Prosaurolophus was a large dinosaur, measuring up to 9 meters (30 feet) in length and weighing up to 2,500 kilograms (5,500 pounds). It had a bulky body with four sturdy legs and a long, heavy tail. Its snout was elongated and flattened, forming a broad, U-shaped jaw with hundreds of closely packed teeth for grinding plant material.
One of the most distinctive features of Prosaurolophus was a bony crest on top of its skull, similar to that of its close relative Saurolophus. However, the crest of Prosaurolophus was more triangular in shape and lacked the forward projection of Saurolophus. It is thought that the crest may have been used for display or to produce vocalizations.
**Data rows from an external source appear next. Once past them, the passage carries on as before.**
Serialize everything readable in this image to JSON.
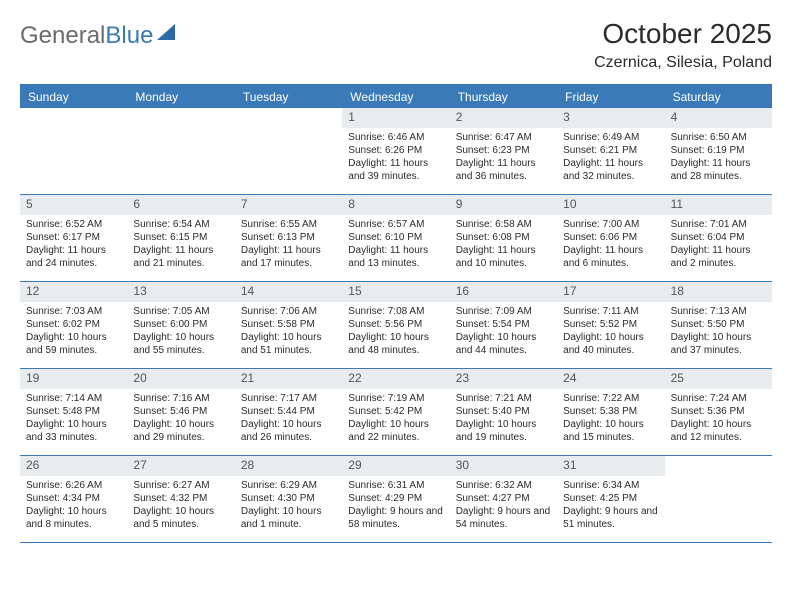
{
  "logo": {
    "word1": "General",
    "word2": "Blue"
  },
  "title": "October 2025",
  "location": "Czernica, Silesia, Poland",
  "colors": {
    "brand_blue": "#3a7ab8",
    "daynum_bg": "#e9ecef",
    "text": "#2b2b2b",
    "logo_gray": "#6b6b6b"
  },
  "dow": [
    "Sunday",
    "Monday",
    "Tuesday",
    "Wednesday",
    "Thursday",
    "Friday",
    "Saturday"
  ],
  "weeks": [
    [
      {
        "empty": true
      },
      {
        "empty": true
      },
      {
        "empty": true
      },
      {
        "day": "1",
        "sunrise": "Sunrise: 6:46 AM",
        "sunset": "Sunset: 6:26 PM",
        "daylight": "Daylight: 11 hours and 39 minutes."
      },
      {
        "day": "2",
        "sunrise": "Sunrise: 6:47 AM",
        "sunset": "Sunset: 6:23 PM",
        "daylight": "Daylight: 11 hours and 36 minutes."
      },
      {
        "day": "3",
        "sunrise": "Sunrise: 6:49 AM",
        "sunset": "Sunset: 6:21 PM",
        "daylight": "Daylight: 11 hours and 32 minutes."
      },
      {
        "day": "4",
        "sunrise": "Sunrise: 6:50 AM",
        "sunset": "Sunset: 6:19 PM",
        "daylight": "Daylight: 11 hours and 28 minutes."
      }
    ],
    [
      {
        "day": "5",
        "sunrise": "Sunrise: 6:52 AM",
        "sunset": "Sunset: 6:17 PM",
        "daylight": "Daylight: 11 hours and 24 minutes."
      },
      {
        "day": "6",
        "sunrise": "Sunrise: 6:54 AM",
        "sunset": "Sunset: 6:15 PM",
        "daylight": "Daylight: 11 hours and 21 minutes."
      },
      {
        "day": "7",
        "sunrise": "Sunrise: 6:55 AM",
        "sunset": "Sunset: 6:13 PM",
        "daylight": "Daylight: 11 hours and 17 minutes."
      },
      {
        "day": "8",
        "sunrise": "Sunrise: 6:57 AM",
        "sunset": "Sunset: 6:10 PM",
        "daylight": "Daylight: 11 hours and 13 minutes."
      },
      {
        "day": "9",
        "sunrise": "Sunrise: 6:58 AM",
        "sunset": "Sunset: 6:08 PM",
        "daylight": "Daylight: 11 hours and 10 minutes."
      },
      {
        "day": "10",
        "sunrise": "Sunrise: 7:00 AM",
        "sunset": "Sunset: 6:06 PM",
        "daylight": "Daylight: 11 hours and 6 minutes."
      },
      {
        "day": "11",
        "sunrise": "Sunrise: 7:01 AM",
        "sunset": "Sunset: 6:04 PM",
        "daylight": "Daylight: 11 hours and 2 minutes."
      }
    ],
    [
      {
        "day": "12",
        "sunrise": "Sunrise: 7:03 AM",
        "sunset": "Sunset: 6:02 PM",
        "daylight": "Daylight: 10 hours and 59 minutes."
      },
      {
        "day": "13",
        "sunrise": "Sunrise: 7:05 AM",
        "sunset": "Sunset: 6:00 PM",
        "daylight": "Daylight: 10 hours and 55 minutes."
      },
      {
        "day": "14",
        "sunrise": "Sunrise: 7:06 AM",
        "sunset": "Sunset: 5:58 PM",
        "daylight": "Daylight: 10 hours and 51 minutes."
      },
      {
        "day": "15",
        "sunrise": "Sunrise: 7:08 AM",
        "sunset": "Sunset: 5:56 PM",
        "daylight": "Daylight: 10 hours and 48 minutes."
      },
      {
        "day": "16",
        "sunrise": "Sunrise: 7:09 AM",
        "sunset": "Sunset: 5:54 PM",
        "daylight": "Daylight: 10 hours and 44 minutes."
      },
      {
        "day": "17",
        "sunrise": "Sunrise: 7:11 AM",
        "sunset": "Sunset: 5:52 PM",
        "daylight": "Daylight: 10 hours and 40 minutes."
      },
      {
        "day": "18",
        "sunrise": "Sunrise: 7:13 AM",
        "sunset": "Sunset: 5:50 PM",
        "daylight": "Daylight: 10 hours and 37 minutes."
      }
    ],
    [
      {
        "day": "19",
        "sunrise": "Sunrise: 7:14 AM",
        "sunset": "Sunset: 5:48 PM",
        "daylight": "Daylight: 10 hours and 33 minutes."
      },
      {
        "day": "20",
        "sunrise": "Sunrise: 7:16 AM",
        "sunset": "Sunset: 5:46 PM",
        "daylight": "Daylight: 10 hours and 29 minutes."
      },
      {
        "day": "21",
        "sunrise": "Sunrise: 7:17 AM",
        "sunset": "Sunset: 5:44 PM",
        "daylight": "Daylight: 10 hours and 26 minutes."
      },
      {
        "day": "22",
        "sunrise": "Sunrise: 7:19 AM",
        "sunset": "Sunset: 5:42 PM",
        "daylight": "Daylight: 10 hours and 22 minutes."
      },
      {
        "day": "23",
        "sunrise": "Sunrise: 7:21 AM",
        "sunset": "Sunset: 5:40 PM",
        "daylight": "Daylight: 10 hours and 19 minutes."
      },
      {
        "day": "24",
        "sunrise": "Sunrise: 7:22 AM",
        "sunset": "Sunset: 5:38 PM",
        "daylight": "Daylight: 10 hours and 15 minutes."
      },
      {
        "day": "25",
        "sunrise": "Sunrise: 7:24 AM",
        "sunset": "Sunset: 5:36 PM",
        "daylight": "Daylight: 10 hours and 12 minutes."
      }
    ],
    [
      {
        "day": "26",
        "sunrise": "Sunrise: 6:26 AM",
        "sunset": "Sunset: 4:34 PM",
        "daylight": "Daylight: 10 hours and 8 minutes."
      },
      {
        "day": "27",
        "sunrise": "Sunrise: 6:27 AM",
        "sunset": "Sunset: 4:32 PM",
        "daylight": "Daylight: 10 hours and 5 minutes."
      },
      {
        "day": "28",
        "sunrise": "Sunrise: 6:29 AM",
        "sunset": "Sunset: 4:30 PM",
        "daylight": "Daylight: 10 hours and 1 minute."
      },
      {
        "day": "29",
        "sunrise": "Sunrise: 6:31 AM",
        "sunset": "Sunset: 4:29 PM",
        "daylight": "Daylight: 9 hours and 58 minutes."
      },
      {
        "day": "30",
        "sunrise": "Sunrise: 6:32 AM",
        "sunset": "Sunset: 4:27 PM",
        "daylight": "Daylight: 9 hours and 54 minutes."
      },
      {
        "day": "31",
        "sunrise": "Sunrise: 6:34 AM",
        "sunset": "Sunset: 4:25 PM",
        "daylight": "Daylight: 9 hours and 51 minutes."
      },
      {
        "empty": true
      }
    ]
  ]
}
As a herbivore, Prosaurolophus likely fed on a variety of plants, including ferns, conifers, and flowering plants. It had a sophisticated dental battery that allowed it to grind tough plant material efficiently.
Prosaurolophus is an important dinosaur for understanding the evolution and diversity of hadrosaurs during the Late Cretaceous period. As a paleontologist, studying fossils of Prosaurolophus and other dinosaurs helps us to better understand the ancient ecosystems in which these creatures lived, and how they adapted to changing environmental conditions over time.